The siParl corpus contains minutes of the Assembly of the Republic of Slovenia for 11th legislative period 1990-1992, minutes of the National Assembly of the Republic of Slovenia from the 1st to the 7th legislative period 1992-2018, minutes of the working bodies of the National Assembly of the Republic of Slovenia from the 2nd to the 7th legislative period 1996-2018, and minutes of the Council of the President of the National Assembly from the 2nd to the 7th legislative period 1996-2018. The corpus comprises over 10 thousand sessions, one million speeches or 200 million words. The corpus contains meta-data about the speakers, a typology of sessions etc. and structural, editorial and linguistic annotations. The corpus is encoded according to the Parla-CLARIN schema (https://github.com/clarin-eric/parla-clarin). Each mandate is in one directory, and each session in one file.
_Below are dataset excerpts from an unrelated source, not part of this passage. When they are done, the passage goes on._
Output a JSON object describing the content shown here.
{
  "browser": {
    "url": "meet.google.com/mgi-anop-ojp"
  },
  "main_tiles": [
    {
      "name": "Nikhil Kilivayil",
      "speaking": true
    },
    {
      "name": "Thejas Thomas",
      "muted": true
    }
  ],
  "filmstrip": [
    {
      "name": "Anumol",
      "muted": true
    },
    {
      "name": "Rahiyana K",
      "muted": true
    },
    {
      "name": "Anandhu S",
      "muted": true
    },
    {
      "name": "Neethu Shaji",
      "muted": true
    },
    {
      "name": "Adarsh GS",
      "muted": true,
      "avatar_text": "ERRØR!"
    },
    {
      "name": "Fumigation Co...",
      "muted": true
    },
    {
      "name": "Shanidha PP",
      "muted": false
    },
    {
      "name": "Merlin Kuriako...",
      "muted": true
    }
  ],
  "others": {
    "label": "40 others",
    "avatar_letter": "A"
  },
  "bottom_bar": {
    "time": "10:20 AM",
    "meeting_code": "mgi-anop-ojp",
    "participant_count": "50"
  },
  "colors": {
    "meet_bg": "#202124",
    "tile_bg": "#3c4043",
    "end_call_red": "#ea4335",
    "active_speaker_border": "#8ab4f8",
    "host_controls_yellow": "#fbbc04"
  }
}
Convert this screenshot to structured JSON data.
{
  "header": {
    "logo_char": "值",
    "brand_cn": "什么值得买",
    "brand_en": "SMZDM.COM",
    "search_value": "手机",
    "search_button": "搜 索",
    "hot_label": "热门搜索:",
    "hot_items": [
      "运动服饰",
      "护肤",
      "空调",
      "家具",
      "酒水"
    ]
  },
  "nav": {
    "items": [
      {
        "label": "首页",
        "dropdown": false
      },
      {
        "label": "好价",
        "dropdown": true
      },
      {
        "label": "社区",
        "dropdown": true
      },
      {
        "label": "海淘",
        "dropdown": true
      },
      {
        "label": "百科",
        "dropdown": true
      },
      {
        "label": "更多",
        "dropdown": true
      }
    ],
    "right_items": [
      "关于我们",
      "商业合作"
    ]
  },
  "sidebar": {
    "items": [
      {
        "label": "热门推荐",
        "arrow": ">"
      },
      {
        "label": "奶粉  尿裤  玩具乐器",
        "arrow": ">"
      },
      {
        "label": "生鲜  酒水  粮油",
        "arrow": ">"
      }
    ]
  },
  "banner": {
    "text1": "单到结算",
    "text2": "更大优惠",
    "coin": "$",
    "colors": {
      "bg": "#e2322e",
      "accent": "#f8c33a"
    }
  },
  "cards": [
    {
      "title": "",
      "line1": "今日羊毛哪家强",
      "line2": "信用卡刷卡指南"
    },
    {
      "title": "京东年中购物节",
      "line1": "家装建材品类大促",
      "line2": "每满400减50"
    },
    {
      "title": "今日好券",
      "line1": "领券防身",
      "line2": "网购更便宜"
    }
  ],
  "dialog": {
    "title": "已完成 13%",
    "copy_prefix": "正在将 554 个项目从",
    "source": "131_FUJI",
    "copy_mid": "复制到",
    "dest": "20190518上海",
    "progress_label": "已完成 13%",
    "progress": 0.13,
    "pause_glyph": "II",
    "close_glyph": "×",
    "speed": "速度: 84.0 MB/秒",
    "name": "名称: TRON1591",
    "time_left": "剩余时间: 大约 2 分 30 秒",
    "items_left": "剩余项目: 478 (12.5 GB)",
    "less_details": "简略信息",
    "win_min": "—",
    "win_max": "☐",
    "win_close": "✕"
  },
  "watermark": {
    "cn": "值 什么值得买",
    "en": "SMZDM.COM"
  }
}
This item comprises the following datasets:
1. source DARAH-SI Parla-CLARIN encoded corpus;
2. linguistically annotatated Parla-CLARIN encoded corpus: tokenisation, MSD tagging, lemmatisation, Universal Dependencies features and syntactic parses, named entities;
3. linguisticaly annotated corpus in vertical format used by CWB and Sketch Engine concordancers; this format is simpler and smaller but does not contain all the information from the source TEI;
4. linguisticaly annotated corpus in CONLL-U format as used by Universal Dependencies
5. plain text of the corpus
Note that each dataset also includes TSV meta-data files on sessions (files) and speakers.
As opposed to the previous version 1.0, this version corrects many errors, has substantially better meta-data and the linguistic processing has more levels and less errors.